The only solution that I can think of would be to have a separate environment for these services. Otherwise, they all use the same managed network and can communicate between each other.
We had initially planned to lock down communication between containers with iptables so that they could only talk to things they were explicitly linked to, but that was never implemented.
With metadata there are now other ways to discover IPs that you might want to talk to so it probably couldn’t be enabled by default, but this could still potentially be an optional feature.
I just tested … like you said, the services in the two Stacks (environemts) seem to use the same managed network. It’s still possible to open a connection from one environment to an other.
@Vincent:
I think the way of managing iptables is a good one. The other big question will be:
Based on which metadata you re going to separate the networks? From Service to Service? From Stack to Stack?
It would be awesome to have the possibilit to “link” services but also stacks.
@Flo_B When I am referring to “environment”, I am referring to the UI term, which means you’d have separate hosts so all traffic would be separated by different overlay networks. In the API, it’s referred to as “projects”.

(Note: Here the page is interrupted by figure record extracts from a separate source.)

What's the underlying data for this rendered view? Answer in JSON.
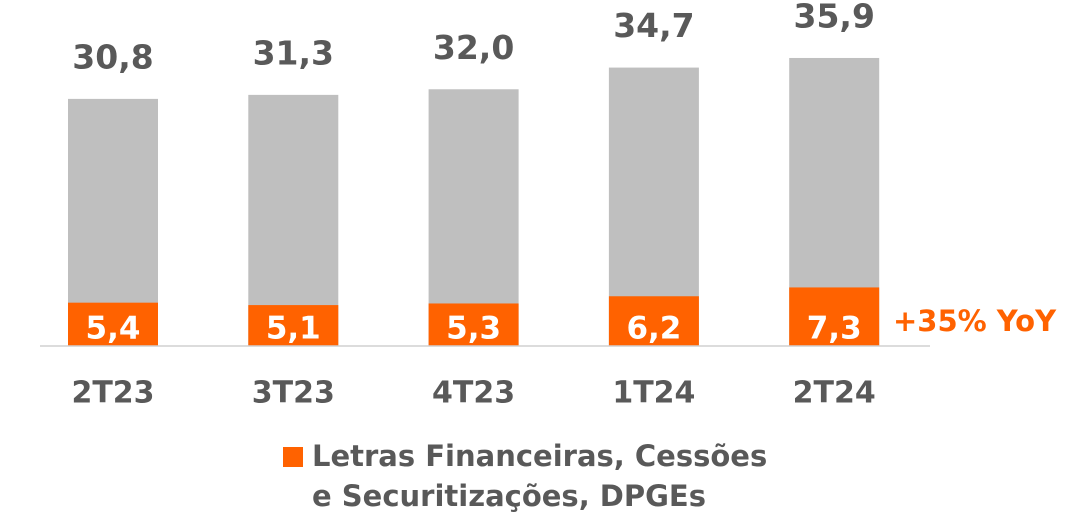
{
  "chart_data": {
    "type": "bar",
    "categories": [
      "2T23",
      "3T23",
      "4T23",
      "1T24",
      "2T24"
    ],
    "totals": {
      "color": "#bfbfbf",
      "values": [
        30.8,
        31.3,
        32.0,
        34.7,
        35.9
      ],
      "value_labels": [
        "30,8",
        "31,3",
        "32,0",
        "34,7",
        "35,9"
      ]
    },
    "series": [
      {
        "name": "Letras Financeiras, Cessões e Securitizações, DPGEs",
        "color": "#ff6200",
        "values": [
          5.4,
          5.1,
          5.3,
          6.2,
          7.3
        ],
        "value_labels": [
          "5,4",
          "5,1",
          "5,3",
          "6,2",
          "7,3"
        ]
      }
    ],
    "annotation": "+35% YoY",
    "ylim": [
      0,
      43
    ]
  }
}
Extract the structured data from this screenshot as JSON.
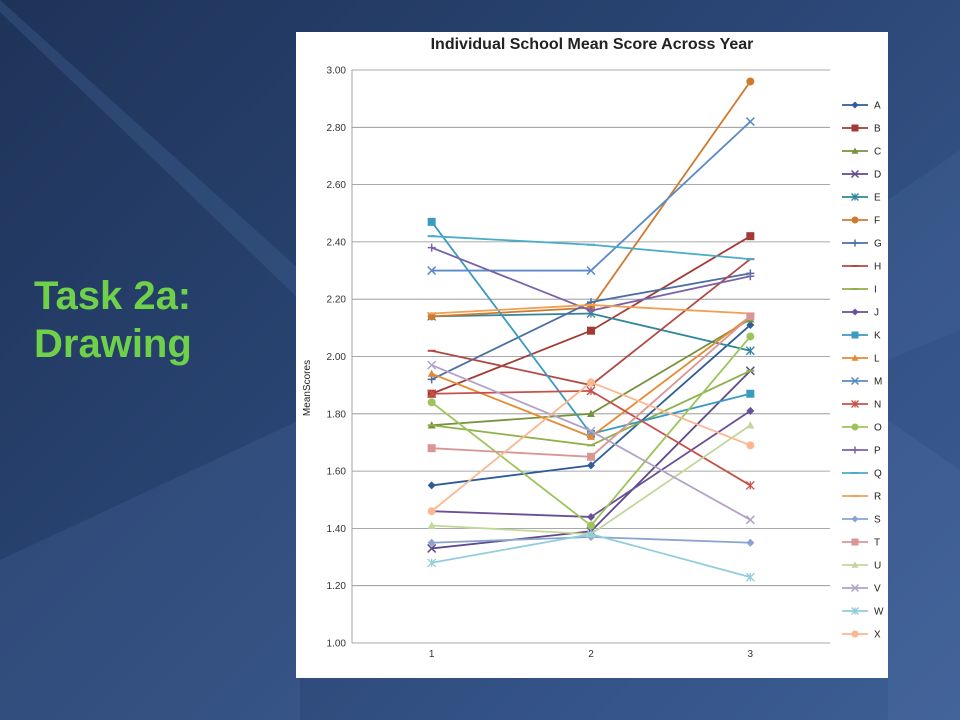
{
  "slide": {
    "title_line1": "Task 2a:",
    "title_line2": "Drawing",
    "title_color": "#6fd04a",
    "background": "#2a4574"
  },
  "chart_data": {
    "type": "line",
    "title": "Individual School Mean Score Across Year",
    "xlabel": "",
    "ylabel": "MeanScores",
    "x": [
      1,
      2,
      3
    ],
    "ylim": [
      1.0,
      3.0
    ],
    "yticks": [
      "1.00",
      "1.20",
      "1.40",
      "1.60",
      "1.80",
      "2.00",
      "2.20",
      "2.40",
      "2.60",
      "2.80",
      "3.00"
    ],
    "grid": true,
    "legend_position": "right",
    "series": [
      {
        "name": "A",
        "color": "#2e5c99",
        "marker": "diamond",
        "values": [
          1.55,
          1.62,
          2.11
        ]
      },
      {
        "name": "B",
        "color": "#a33a35",
        "marker": "square",
        "values": [
          1.87,
          2.09,
          2.42
        ]
      },
      {
        "name": "C",
        "color": "#76923c",
        "marker": "triangle",
        "values": [
          1.76,
          1.8,
          2.13
        ]
      },
      {
        "name": "D",
        "color": "#5f4a8b",
        "marker": "x",
        "values": [
          1.33,
          1.39,
          1.95
        ]
      },
      {
        "name": "E",
        "color": "#31859c",
        "marker": "star",
        "values": [
          2.14,
          2.15,
          2.02
        ]
      },
      {
        "name": "F",
        "color": "#d07a2e",
        "marker": "circle",
        "values": [
          2.14,
          2.17,
          2.96
        ]
      },
      {
        "name": "G",
        "color": "#4a6fa5",
        "marker": "plus",
        "values": [
          1.92,
          2.19,
          2.29
        ]
      },
      {
        "name": "H",
        "color": "#b04a44",
        "marker": "dash",
        "values": [
          2.02,
          1.9,
          2.34
        ]
      },
      {
        "name": "I",
        "color": "#8fb04a",
        "marker": "dash",
        "values": [
          1.76,
          1.69,
          1.95
        ]
      },
      {
        "name": "J",
        "color": "#6a4f96",
        "marker": "diamond",
        "values": [
          1.46,
          1.44,
          1.81
        ]
      },
      {
        "name": "K",
        "color": "#3a9ac0",
        "marker": "square",
        "values": [
          2.47,
          1.73,
          1.87
        ]
      },
      {
        "name": "L",
        "color": "#e58a30",
        "marker": "triangle",
        "values": [
          1.94,
          1.72,
          2.14
        ]
      },
      {
        "name": "M",
        "color": "#5a8ac8",
        "marker": "x",
        "values": [
          2.3,
          2.3,
          2.82
        ]
      },
      {
        "name": "N",
        "color": "#c8504a",
        "marker": "star",
        "values": [
          1.87,
          1.88,
          1.55
        ]
      },
      {
        "name": "O",
        "color": "#9cc45a",
        "marker": "circle",
        "values": [
          1.84,
          1.41,
          2.07
        ]
      },
      {
        "name": "P",
        "color": "#7a62a8",
        "marker": "plus",
        "values": [
          2.38,
          2.16,
          2.28
        ]
      },
      {
        "name": "Q",
        "color": "#4aacc6",
        "marker": "dash",
        "values": [
          2.42,
          2.39,
          2.34
        ]
      },
      {
        "name": "R",
        "color": "#f0a050",
        "marker": "dash",
        "values": [
          2.15,
          2.18,
          2.15
        ]
      },
      {
        "name": "S",
        "color": "#8aa4cf",
        "marker": "diamond",
        "values": [
          1.35,
          1.37,
          1.35
        ]
      },
      {
        "name": "T",
        "color": "#d99694",
        "marker": "square",
        "values": [
          1.68,
          1.65,
          2.14
        ]
      },
      {
        "name": "U",
        "color": "#c3d69b",
        "marker": "triangle",
        "values": [
          1.41,
          1.38,
          1.76
        ]
      },
      {
        "name": "V",
        "color": "#b3a2c7",
        "marker": "x",
        "values": [
          1.97,
          1.74,
          1.43
        ]
      },
      {
        "name": "W",
        "color": "#92cddc",
        "marker": "star",
        "values": [
          1.28,
          1.38,
          1.23
        ]
      },
      {
        "name": "X",
        "color": "#fab791",
        "marker": "circle",
        "values": [
          1.46,
          1.91,
          1.69
        ]
      }
    ]
  }
}
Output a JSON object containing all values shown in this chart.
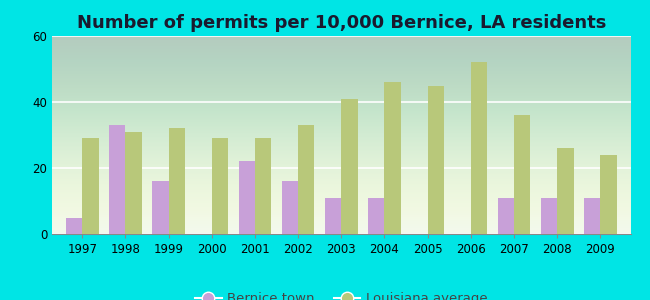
{
  "title": "Number of permits per 10,000 Bernice, LA residents",
  "years": [
    1997,
    1998,
    1999,
    2000,
    2001,
    2002,
    2003,
    2004,
    2005,
    2006,
    2007,
    2008,
    2009
  ],
  "bernice": [
    5,
    33,
    16,
    0,
    22,
    16,
    11,
    11,
    0,
    0,
    11,
    11,
    11
  ],
  "louisiana": [
    29,
    31,
    32,
    29,
    29,
    33,
    41,
    46,
    45,
    52,
    36,
    26,
    24
  ],
  "bernice_color": "#c8a0d8",
  "louisiana_color": "#b8c87a",
  "bg_color": "#00e5e5",
  "ylim": [
    0,
    60
  ],
  "yticks": [
    0,
    20,
    40,
    60
  ],
  "bar_width": 0.38,
  "legend_bernice": "Bernice town",
  "legend_louisiana": "Louisiana average",
  "title_fontsize": 13,
  "tick_fontsize": 8.5,
  "legend_fontsize": 9.5
}
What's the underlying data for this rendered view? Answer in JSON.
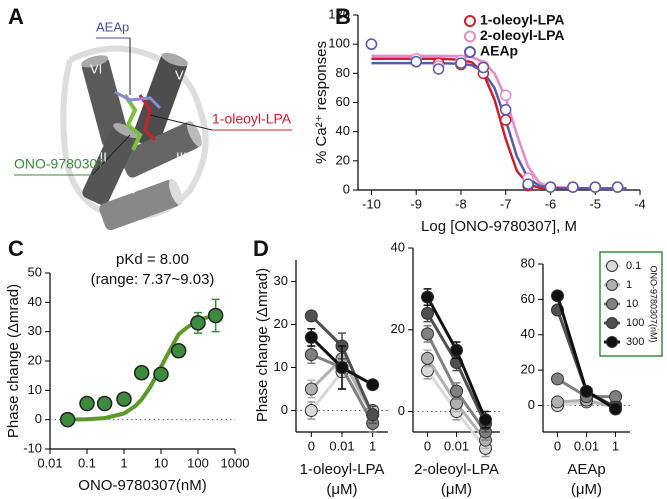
{
  "panel_a": {
    "panel": "A",
    "labels": [
      "AEAp",
      "V",
      "VI",
      "III",
      "1-oleoyl-LPA",
      "VII",
      "ONO-9780307",
      "I"
    ]
  },
  "chart_data": [
    {
      "type": "scatter",
      "panel": "B",
      "x_label": "Log [ONO-9780307], M",
      "y_label": "% Ca²⁺ responses",
      "xlim": [
        -10.3,
        -4
      ],
      "xticks": [
        -10,
        -9,
        -8,
        -7,
        -6,
        -5,
        -4
      ],
      "ylim": [
        0,
        120
      ],
      "yticks": [
        0,
        20,
        40,
        60,
        80,
        100,
        120
      ],
      "legend": "upper right",
      "marker": "open",
      "x": [
        -10,
        -9,
        -8.5,
        -8,
        -7.5,
        -7,
        -6.5,
        -6,
        -5.5,
        -5,
        -4.5
      ],
      "fit_x": [
        -10,
        -8.5,
        -8,
        -7.75,
        -7.5,
        -7.25,
        -7,
        -6.75,
        -6.5,
        -6.25,
        -6,
        -5,
        -4.3
      ],
      "series": [
        {
          "name": "1-oleoyl-LPA",
          "color": "#cc1f2b",
          "values": [
            100,
            88,
            87,
            86,
            80,
            48,
            3,
            2,
            2,
            2,
            2
          ],
          "fit_values": [
            90,
            90,
            89.4,
            87.4,
            80,
            62,
            35,
            13,
            4,
            1.5,
            1,
            1,
            1
          ]
        },
        {
          "name": "2-oleoyl-LPA",
          "color": "#e58ac8",
          "values": [
            100,
            90,
            85,
            89,
            85,
            65,
            8,
            2,
            2,
            2,
            2
          ],
          "fit_values": [
            92,
            92,
            91.8,
            91,
            88,
            80,
            63,
            38,
            16,
            5,
            2,
            1,
            1
          ]
        },
        {
          "name": "AEAp",
          "color": "#5a5aa8",
          "values": [
            100,
            88,
            83,
            87,
            84,
            55,
            4,
            2,
            2,
            2,
            2
          ],
          "fit_values": [
            87,
            87,
            86.6,
            85.5,
            81,
            70,
            48,
            23,
            8,
            3,
            1.5,
            1,
            1
          ]
        }
      ]
    },
    {
      "type": "scatter",
      "panel": "C",
      "annotations": [
        "pKd = 8.00",
        "(range: 7.37~9.03)"
      ],
      "x_label": "ONO-9780307(nM)",
      "y_label": "Phase change (Δmrad)",
      "log_x": true,
      "xlim": [
        0.01,
        1000
      ],
      "xticks": [
        0.01,
        0.1,
        1,
        10,
        100,
        1000
      ],
      "ylim": [
        -10,
        50
      ],
      "yticks": [
        -10,
        0,
        10,
        20,
        30,
        40,
        50
      ],
      "zero_line": "dotted",
      "marker": "filled",
      "x": [
        0.03,
        0.1,
        0.3,
        1,
        3,
        10,
        30,
        100,
        300
      ],
      "fit_x": [
        0.03,
        0.1,
        0.3,
        1,
        2,
        3,
        5,
        10,
        20,
        30,
        50,
        100,
        200,
        300
      ],
      "series": [
        {
          "color": "#3d8b3d",
          "values": [
            0,
            5.5,
            5.5,
            7,
            16,
            15.5,
            23.5,
            33,
            35.5
          ],
          "errors": [
            1,
            1,
            1,
            1.5,
            1.5,
            1,
            1.5,
            3.5,
            5.5
          ],
          "fit_values": [
            0.03,
            0.14,
            0.53,
            2.1,
            4.6,
            6.9,
            10.9,
            18,
            25.1,
            29.1,
            31.4,
            33.9,
            35,
            35.4
          ]
        }
      ]
    },
    {
      "type": "line",
      "panel": "D",
      "y_label": "Phase change (Δmrad)",
      "x_label": [
        "1-oleoyl-LPA",
        "(μM)"
      ],
      "categories": [
        "0",
        "0.01",
        "1"
      ],
      "ylim": [
        -5,
        35
      ],
      "yticks": [
        0,
        10,
        20,
        30
      ],
      "zero_line": "dotted",
      "series": [
        {
          "color": "#d9d9d9",
          "values": [
            0,
            9,
            0
          ],
          "errors": [
            2,
            1,
            1
          ]
        },
        {
          "color": "#b0b0b0",
          "values": [
            5,
            12,
            -1
          ],
          "errors": [
            2,
            2,
            1.5
          ]
        },
        {
          "color": "#808080",
          "values": [
            13,
            10,
            -3
          ],
          "errors": [
            2,
            5,
            2
          ]
        },
        {
          "color": "#505050",
          "values": [
            22,
            15,
            -1
          ],
          "errors": [
            1,
            3,
            2
          ]
        },
        {
          "color": "#111111",
          "values": [
            17,
            10,
            6
          ],
          "errors": [
            2,
            5,
            1
          ]
        }
      ]
    },
    {
      "type": "line",
      "x_label": [
        "2-oleoyl-LPA",
        "(μM)"
      ],
      "categories": [
        "0",
        "0.01",
        "1"
      ],
      "ylim": [
        -5,
        40
      ],
      "yticks": [
        0,
        20,
        40
      ],
      "zero_line": "dotted",
      "series": [
        {
          "color": "#d9d9d9",
          "values": [
            10,
            0,
            -9
          ],
          "errors": [
            2,
            2,
            2
          ]
        },
        {
          "color": "#b0b0b0",
          "values": [
            13,
            2,
            -7
          ],
          "errors": [
            2,
            2,
            2
          ]
        },
        {
          "color": "#808080",
          "values": [
            19,
            5,
            -5
          ],
          "errors": [
            2,
            2,
            2
          ]
        },
        {
          "color": "#505050",
          "values": [
            24,
            12,
            -3
          ],
          "errors": [
            2,
            2,
            2
          ]
        },
        {
          "color": "#111111",
          "values": [
            28,
            15,
            -2
          ],
          "errors": [
            2,
            2,
            2
          ]
        }
      ]
    },
    {
      "type": "line",
      "x_label": [
        "AEAp",
        "(μM)"
      ],
      "categories": [
        "0",
        "0.01",
        "1"
      ],
      "ylim": [
        -15,
        80
      ],
      "yticks": [
        0,
        20,
        40,
        60,
        80
      ],
      "zero_line": "dotted",
      "legend": "upper right",
      "legend_title": "ONO-9780307(nM)",
      "legend_color": "#3d8b3d",
      "series": [
        {
          "name": "0.1",
          "color": "#d9d9d9",
          "values": [
            0,
            2,
            0
          ],
          "errors": [
            1,
            1,
            1
          ]
        },
        {
          "name": "1",
          "color": "#b0b0b0",
          "values": [
            2,
            3,
            -1
          ],
          "errors": [
            1,
            1,
            1
          ]
        },
        {
          "name": "10",
          "color": "#808080",
          "values": [
            15,
            5,
            5
          ],
          "errors": [
            1,
            1,
            1
          ]
        },
        {
          "name": "100",
          "color": "#505050",
          "values": [
            54,
            8,
            -1
          ],
          "errors": [
            1,
            1,
            1
          ]
        },
        {
          "name": "300",
          "color": "#111111",
          "values": [
            62,
            8,
            -2
          ],
          "errors": [
            2,
            1,
            1
          ]
        }
      ]
    }
  ]
}
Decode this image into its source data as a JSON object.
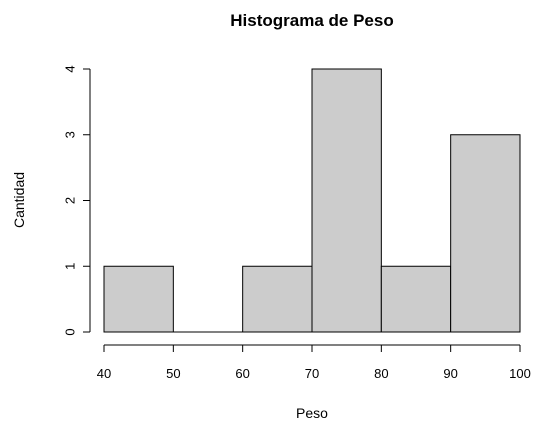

You mean, i have to setup a completely new environment by deploying a new rancher/rancher (maybe on the same host like my other rancher/rancher but on a different port) and also new hosts for this environment?
→ Of coure this would fit my needs. Did i understand you correct?
@Flo_B, you add more environments from <your rancher server>/settings/environments (Manage Environments menu option from the dropdown menu in the top right corner).
Each environment have their own dedicated hosts added to them (running rancher/agent) as usual.